Two implementations of the wavelet transform (CDF 9/7) and a small demonstration of how wavelets can be used in image compression. The demonstration is based on a biorthogonal 9/7 wavelet transform that is implemented by using both a classical convolution method and a lifting scheme. Please note that the width and height of the signal must be a power of 2. The first half part of the output signal then contains the approximation coefficients and the second half part contains the wavelet coefficients (the detail coefficients). As lossy image compression formats do, these coefficients will be quantized to produce many zeros in the detail coefficients.

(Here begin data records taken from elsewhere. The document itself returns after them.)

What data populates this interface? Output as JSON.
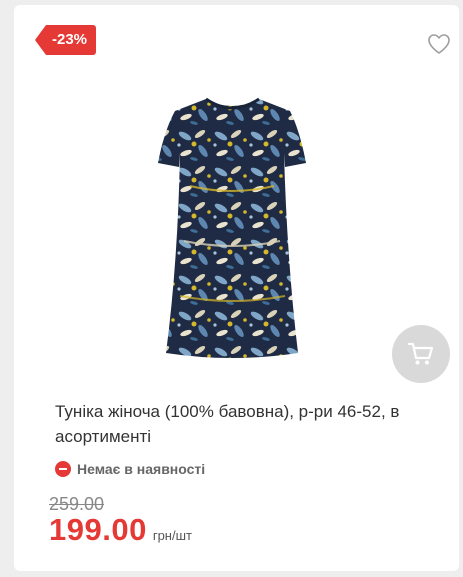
{
  "product": {
    "discount_badge": "-23%",
    "title": "Туніка жіноча (100% бавовна), р-ри 46-52, в асортименті",
    "stock_status": "Немає в наявності",
    "old_price": "259.00",
    "price": "199.00",
    "unit": "грн/шт"
  },
  "icons": {
    "wishlist": "heart-outline-icon",
    "cart": "shopping-cart-icon",
    "stock": "minus-circle-icon"
  },
  "colors": {
    "accent": "#e53935",
    "cart_button_bg": "#d9d9d9",
    "page_bg": "#eeeeee",
    "card_bg": "#ffffff"
  }
}
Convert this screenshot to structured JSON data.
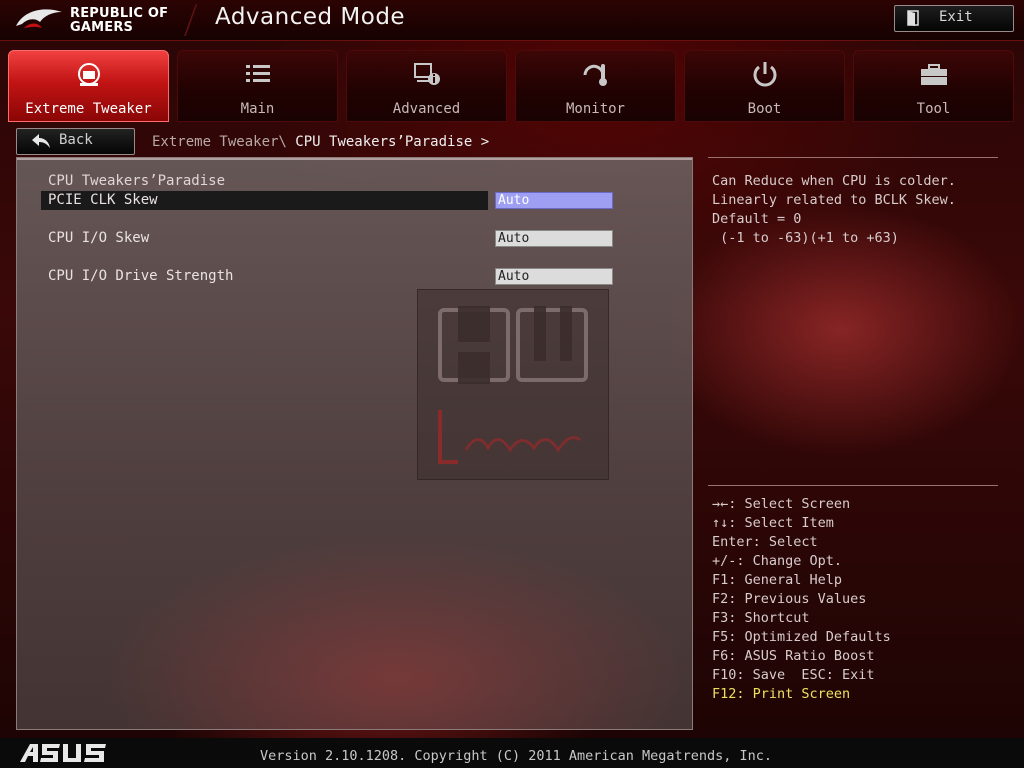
{
  "header": {
    "brand_line1": "REPUBLIC OF",
    "brand_line2": "GAMERS",
    "title": "Advanced Mode",
    "exit_label": "Exit"
  },
  "tabs": [
    {
      "label": "Extreme Tweaker",
      "icon": "tweaker-icon",
      "active": true
    },
    {
      "label": "Main",
      "icon": "list-icon",
      "active": false
    },
    {
      "label": "Advanced",
      "icon": "advanced-icon",
      "active": false
    },
    {
      "label": "Monitor",
      "icon": "monitor-icon",
      "active": false
    },
    {
      "label": "Boot",
      "icon": "power-icon",
      "active": false
    },
    {
      "label": "Tool",
      "icon": "toolbox-icon",
      "active": false
    }
  ],
  "nav": {
    "back_label": "Back",
    "breadcrumb_parent": "Extreme Tweaker\\ ",
    "breadcrumb_current": "CPU Tweakers’Paradise >"
  },
  "main": {
    "section_title": "CPU Tweakers’Paradise",
    "settings": [
      {
        "label": "PCIE CLK Skew",
        "value": "Auto",
        "selected": true
      },
      {
        "label": "CPU I/O Skew",
        "value": "Auto",
        "selected": false
      },
      {
        "label": "CPU I/O Drive Strength",
        "value": "Auto",
        "selected": false
      }
    ]
  },
  "help": {
    "lines": [
      "Can Reduce when CPU is colder.",
      "Linearly related to BCLK Skew.",
      "Default = 0",
      " (-1 to -63)(+1 to +63)"
    ]
  },
  "keys": [
    "→←: Select Screen",
    "↑↓: Select Item",
    "Enter: Select",
    "+/-: Change Opt.",
    "F1: General Help",
    "F2: Previous Values",
    "F3: Shortcut",
    "F5: Optimized Defaults",
    "F6: ASUS Ratio Boost",
    "F10: Save  ESC: Exit",
    "F12: Print Screen"
  ],
  "footer": {
    "logo": "ASUS",
    "version": "Version 2.10.1208. Copyright (C) 2011 American Megatrends, Inc."
  },
  "colors": {
    "accent_red": "#c21414",
    "selected_value": "#9e9ef2",
    "highlight_key": "#f0e060"
  }
}
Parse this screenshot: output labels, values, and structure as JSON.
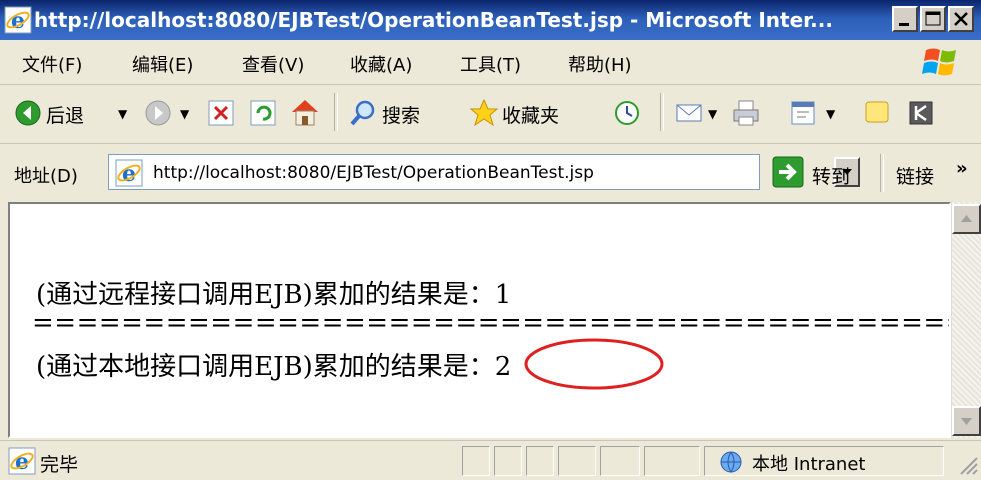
{
  "window": {
    "title": "http://localhost:8080/EJBTest/OperationBeanTest.jsp - Microsoft Inter..."
  },
  "menu": {
    "items": [
      "文件(F)",
      "编辑(E)",
      "查看(V)",
      "收藏(A)",
      "工具(T)",
      "帮助(H)"
    ]
  },
  "toolbar": {
    "back_label": "后退",
    "search_label": "搜索",
    "favorites_label": "收藏夹"
  },
  "address": {
    "label": "地址(D)",
    "url": "http://localhost:8080/EJBTest/OperationBeanTest.jsp",
    "go_label": "转到",
    "links_label": "链接",
    "links_chevron": "»"
  },
  "content": {
    "line1": "(通过远程接口调用EJB)累加的结果是：1",
    "separator": "=============================================",
    "line2": "(通过本地接口调用EJB)累加的结果是：2",
    "highlight_color": "#e02020"
  },
  "status": {
    "text": "完毕",
    "zone": "本地 Intranet"
  },
  "colors": {
    "titlebar": "#0a246a",
    "chrome": "#ece9d8"
  }
}
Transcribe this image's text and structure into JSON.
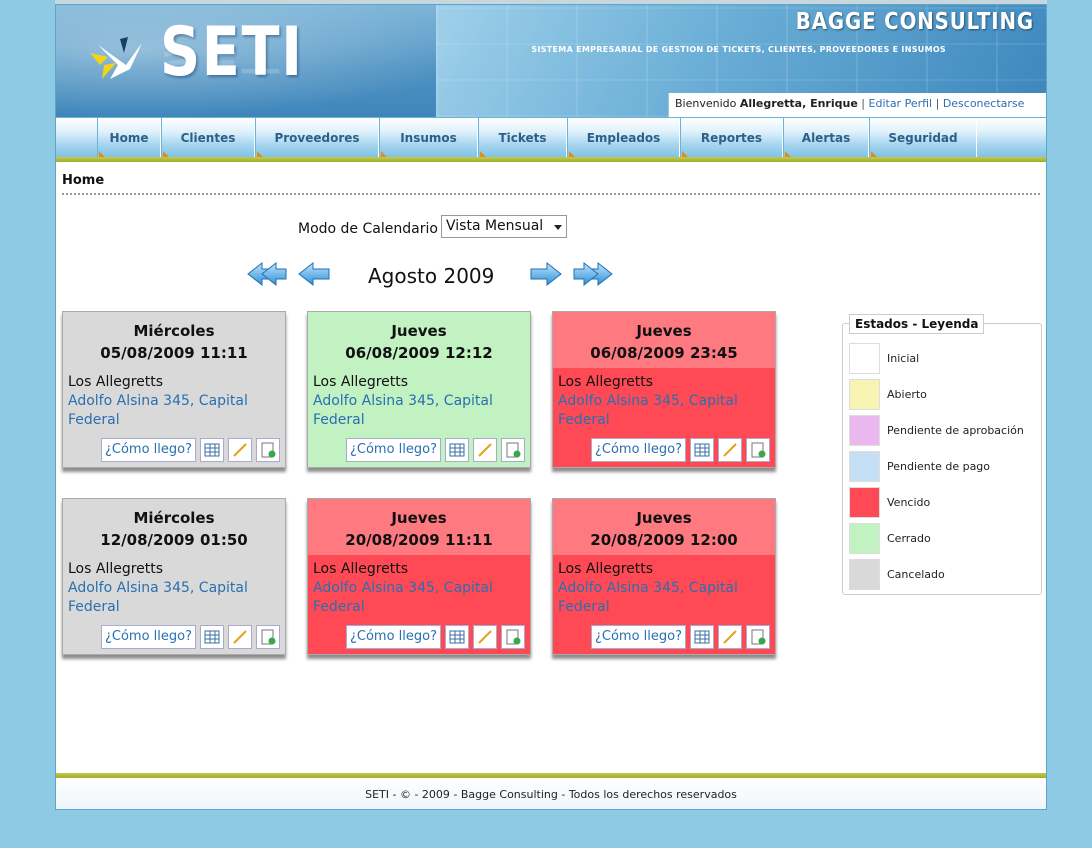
{
  "header": {
    "logo": "SETI",
    "company": "BAGGE CONSULTING",
    "subtitle": "SISTEMA EMPRESARIAL DE GESTION DE TICKETS, CLIENTES, PROVEEDORES E INSUMOS",
    "welcome": "Bienvenido",
    "user": "Allegretta, Enrique",
    "edit_profile": "Editar Perfil",
    "logout": "Desconectarse",
    "separator": "|"
  },
  "nav": [
    "Home",
    "Clientes",
    "Proveedores",
    "Insumos",
    "Tickets",
    "Empleados",
    "Reportes",
    "Alertas",
    "Seguridad"
  ],
  "breadcrumb": "Home",
  "calendar": {
    "mode_label": "Modo de Calendario",
    "mode_value": "Vista Mensual",
    "month": "Agosto 2009"
  },
  "cards": [
    {
      "day": "Miércoles",
      "datetime": "05/08/2009 11:11",
      "name": "Los Allegretts",
      "addr1": "Adolfo Alsina 345, Capital",
      "addr2": "Federal",
      "action": "¿Cómo llego?",
      "status": "gray"
    },
    {
      "day": "Jueves",
      "datetime": "06/08/2009 12:12",
      "name": "Los Allegretts",
      "addr1": "Adolfo Alsina 345, Capital",
      "addr2": "Federal",
      "action": "¿Cómo llego?",
      "status": "green"
    },
    {
      "day": "Jueves",
      "datetime": "06/08/2009 23:45",
      "name": "Los Allegretts",
      "addr1": "Adolfo Alsina 345, Capital",
      "addr2": "Federal",
      "action": "¿Cómo llego?",
      "status": "red"
    },
    {
      "day": "Miércoles",
      "datetime": "12/08/2009 01:50",
      "name": "Los Allegretts",
      "addr1": "Adolfo Alsina 345, Capital",
      "addr2": "Federal",
      "action": "¿Cómo llego?",
      "status": "gray"
    },
    {
      "day": "Jueves",
      "datetime": "20/08/2009 11:11",
      "name": "Los Allegretts",
      "addr1": "Adolfo Alsina 345, Capital",
      "addr2": "Federal",
      "action": "¿Cómo llego?",
      "status": "red"
    },
    {
      "day": "Jueves",
      "datetime": "20/08/2009 12:00",
      "name": "Los Allegretts",
      "addr1": "Adolfo Alsina 345, Capital",
      "addr2": "Federal",
      "action": "¿Cómo llego?",
      "status": "red"
    }
  ],
  "legend": {
    "title": "Estados - Leyenda",
    "items": [
      {
        "label": "Inicial",
        "color": "#ffffff"
      },
      {
        "label": "Abierto",
        "color": "#f7f4b4"
      },
      {
        "label": "Pendiente de aprobación",
        "color": "#eab8ee"
      },
      {
        "label": "Pendiente de pago",
        "color": "#c5e0f4"
      },
      {
        "label": "Vencido",
        "color": "#ff4a55"
      },
      {
        "label": "Cerrado",
        "color": "#c2f1c2"
      },
      {
        "label": "Cancelado",
        "color": "#d9d9d9"
      }
    ]
  },
  "footer": "SETI - © - 2009 - Bagge Consulting - Todos los derechos reservados"
}
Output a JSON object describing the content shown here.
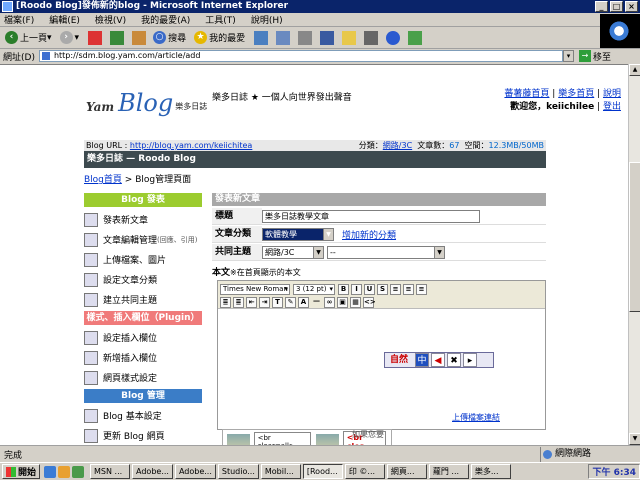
{
  "window": {
    "title": "[Roodo Blog]發佈新的blog - Microsoft Internet Explorer",
    "buttons": [
      "_",
      "□",
      "×"
    ]
  },
  "menu": [
    "檔案(F)",
    "編輯(E)",
    "檢視(V)",
    "我的最愛(A)",
    "工具(T)",
    "說明(H)"
  ],
  "toolbar": {
    "back": "上一頁",
    "search": "搜尋",
    "favorites": "我的最愛"
  },
  "address": {
    "label": "網址(D)",
    "url": "http://sdm.blog.yam.com/article/add",
    "go": "移至"
  },
  "site": {
    "brand_yam": "Yam",
    "brand_blog": "Blog",
    "brand_sub": "樂多日誌",
    "slogan": "樂多日誌 ★ 一個人向世界發出聲音",
    "links": [
      "蕃薯藤首頁",
      "樂多首頁",
      "說明"
    ],
    "welcome": "歡迎您，keiichilee",
    "logout": "登出"
  },
  "bloginfo": {
    "url_label": "Blog URL :",
    "url": "http://blog.yam.com/keiichitea",
    "category_label": "分類：",
    "category": "網路/3C",
    "count_label": "文章數：",
    "count": "67",
    "space_label": "空間：",
    "space": "12.3MB/50MB"
  },
  "blog_title": "樂多日誌 — Roodo Blog",
  "breadcrumb": {
    "home": "Blog首頁",
    "sep": ">",
    "current": "Blog管理頁面"
  },
  "sidebar": {
    "sec1": "Blog 發表",
    "items1": [
      {
        "label": "發表新文章",
        "small": ""
      },
      {
        "label": "文章編輯管理",
        "small": "(回應、引用)"
      },
      {
        "label": "上傳檔案、圖片",
        "small": ""
      },
      {
        "label": "設定文章分類",
        "small": ""
      },
      {
        "label": "建立共同主題",
        "small": ""
      }
    ],
    "sec2": "樣式、插入欄位（Plugin）",
    "items2": [
      {
        "label": "設定插入欄位"
      },
      {
        "label": "新增插入欄位"
      },
      {
        "label": "網頁樣式設定"
      }
    ],
    "sec3": "Blog 管理",
    "items3": [
      {
        "label": "Blog 基本設定"
      },
      {
        "label": "更新 Blog 網頁"
      }
    ]
  },
  "form": {
    "heading": "發表新文章",
    "title_label": "標題",
    "title_value": "樂多日誌教學文章",
    "category_label": "文章分類",
    "category_value": "軟體教學",
    "add_category": "增加新的分類",
    "topic_label": "共同主題",
    "topic_value": "網路/3C",
    "topic_value2": "--",
    "body_label": "本文",
    "body_hint": "※在首頁顯示的本文"
  },
  "editor": {
    "font": "Times New Roman",
    "size": "3 (12 pt)",
    "row1": [
      "B",
      "I",
      "U",
      "S"
    ],
    "attach_tag": "<br clear=all>",
    "attach_tag_red": "<br clea",
    "attach_hint": "如果您要",
    "more_link": "上傳檔案連結"
  },
  "ime": {
    "logo": "自然",
    "mode": "中"
  },
  "status": {
    "text": "完成",
    "zone": "網際網路"
  },
  "taskbar": {
    "start": "開始",
    "tasks": [
      "MSN ...",
      "Adobe...",
      "Adobe...",
      "Studio...",
      "Mobil...",
      "[Rood...",
      "印 ©...",
      "網頁...",
      "蘿門 ...",
      "樂多..."
    ],
    "clock": "下午 6:34"
  }
}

The principle behind image compression
First, the original image is splitted into blocks of same size (biggest block size is 256x256 pixel but blocks can be smaller). The sub-block structure makes it possible to apply the compression block by block:
- Predict the current sub-block by using the blocks before. The first block is predicted with a constant value.
- Calculate the block residuum, i.e. original minus prediction.
- Transform the residuum using the CDF9/7 trafo.
- Quantize the resulting coefficients with a fixed stepsize. A lot of zeros will appear (hopefully).
Example: The effect of partitioning
Example: The effect of quantization
How to use this project?
If you are working on an UNIX system, just run ./run_demo.sh
. Otherwise follow these three steps:
-
Run
python3 create_orig_img.py
. This python script will generate two different black-white images,astronaut.bin
andradial1024.bin
. -
Build the C project using the makefile (configured for gcc, maybe you'll need to change the compiler). After building the executable will compress a given binary source file and expects 5 parameters: the source file itself, width and height of the raw image, qunatization parameter QP and the partitioning depth. For example, if we want to compress the astronaut image (512x512 pixel) with step-size 8 (QP=3) and block-size 128:
./comp_demo astronaut.bin 512 512 8 1
. The executable will perform the prediction, the transform and the quantization. The residual, the quantized coeffs and the reconstructed image are stored in new bin files. -
Visualize all bin files by running the python script
python3 visualize.py 512 512
. You can see the same figure as above.